Two barefooted little boys came from the wood, marching earnestly along, and looking at Harz as if he were a monster. Once past him, they began to run.
‘At their age,’ he thought, ‘I should have done the same.’ A hundred memories rushed into his mind.
He looked down at the village straggling below—white houses with russet tiles and crowns of smoke, vineyards where the young leaves were beginning to unfold, the red-capped spire, a thread of bubbling stream, an old stone cross. He had been fourteen years struggling up from all this; and now just as he had breathing space, and the time to give himself wholly to his work—this weakness was upon him! Better, a thousand times, to give her up!

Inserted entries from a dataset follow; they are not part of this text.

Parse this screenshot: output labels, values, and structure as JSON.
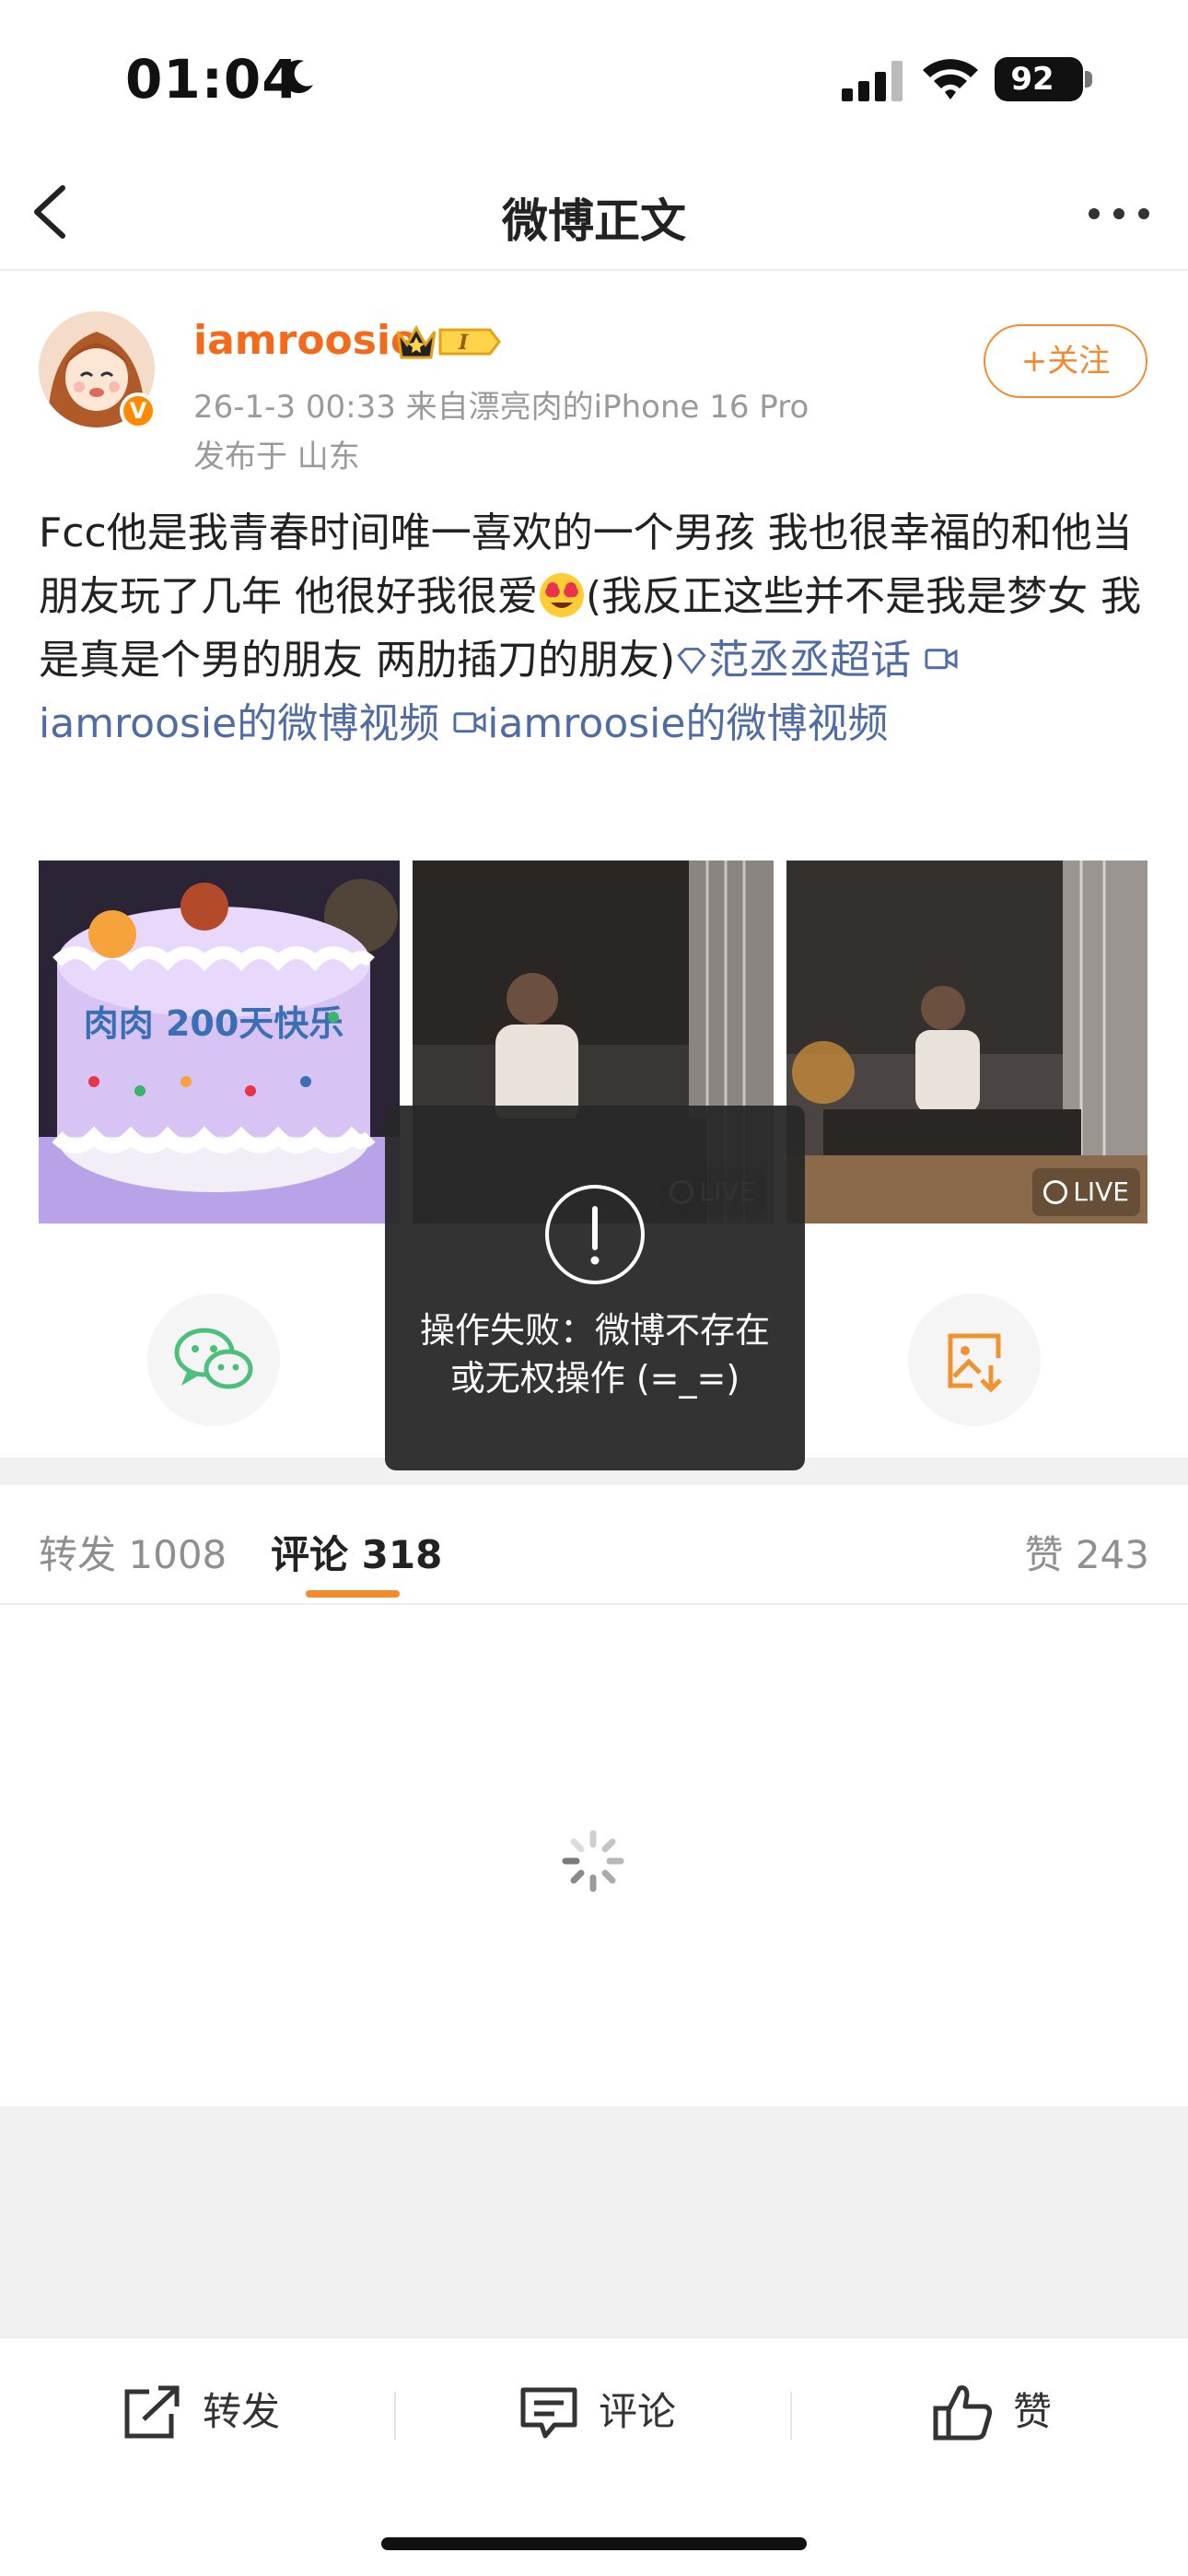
{
  "status_bar": {
    "time": "01:04",
    "battery": "92"
  },
  "nav": {
    "title": "微博正文"
  },
  "post": {
    "username": "iamroosie",
    "level_badge": "I",
    "meta": "26-1-3 00:33  来自漂亮肉的iPhone 16 Pro",
    "location": "发布于 山东",
    "follow_label": "+关注",
    "text_part1": "Fcc他是我青春时间唯一喜欢的一个男孩 我也很幸福的和他当朋友玩了几年  他很好我很爱",
    "text_part2": "(我反正这些并不是我是梦女 我是真是个男的朋友 两肋插刀的朋友)",
    "topic1": "范丞丞超话",
    "video_link1": "iamroosie的微博视频",
    "video_link2": "iamroosie的微博视频",
    "cake_text": "肉肉 200天快乐",
    "live_label": "LIVE"
  },
  "toast": {
    "message": "操作失败：微博不存在或无权操作 (=_=)"
  },
  "tabs": {
    "repost_label": "转发",
    "repost_count": "1008",
    "comment_label": "评论",
    "comment_count": "318",
    "like_label": "赞",
    "like_count": "243"
  },
  "toolbar": {
    "repost": "转发",
    "comment": "评论",
    "like": "赞"
  },
  "colors": {
    "accent": "#f28a2e",
    "username": "#f26b1d",
    "link": "#506ca4",
    "toast_bg": "#282828"
  },
  "icons": [
    "back-icon",
    "more-icon",
    "wechat-icon",
    "save-image-icon",
    "spinner-icon",
    "repost-icon",
    "comment-icon",
    "like-icon"
  ]
}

In a house or two lights began to wink; the scent of wood smoke reached him, the distant chimes of bells, the burring of a stream.
Next day his one thought was to get back to work. He arrived at the studio in the afternoon, and, laying in provisions, barricaded the lower door. For three days he did not go out; on the fourth day he went to Villa Rubein....
Schloss Runkelstein—grey, blind, strengthless—still keeps the valley. The windows which once, like eyes, watched men and horses creeping through the snow, braved the splutter of guns and the gleam of torches, are now holes for the birds to nest in. Tangled creepers have spread to the very summits of the walls. In the keep, instead of grim men in armour, there is a wooden board recording the history of the castle and instructing visitors on the subject of refreshments. Only at night, when the cold moon blanches everything, the castle stands like the grim ghost of its old self, high above the river.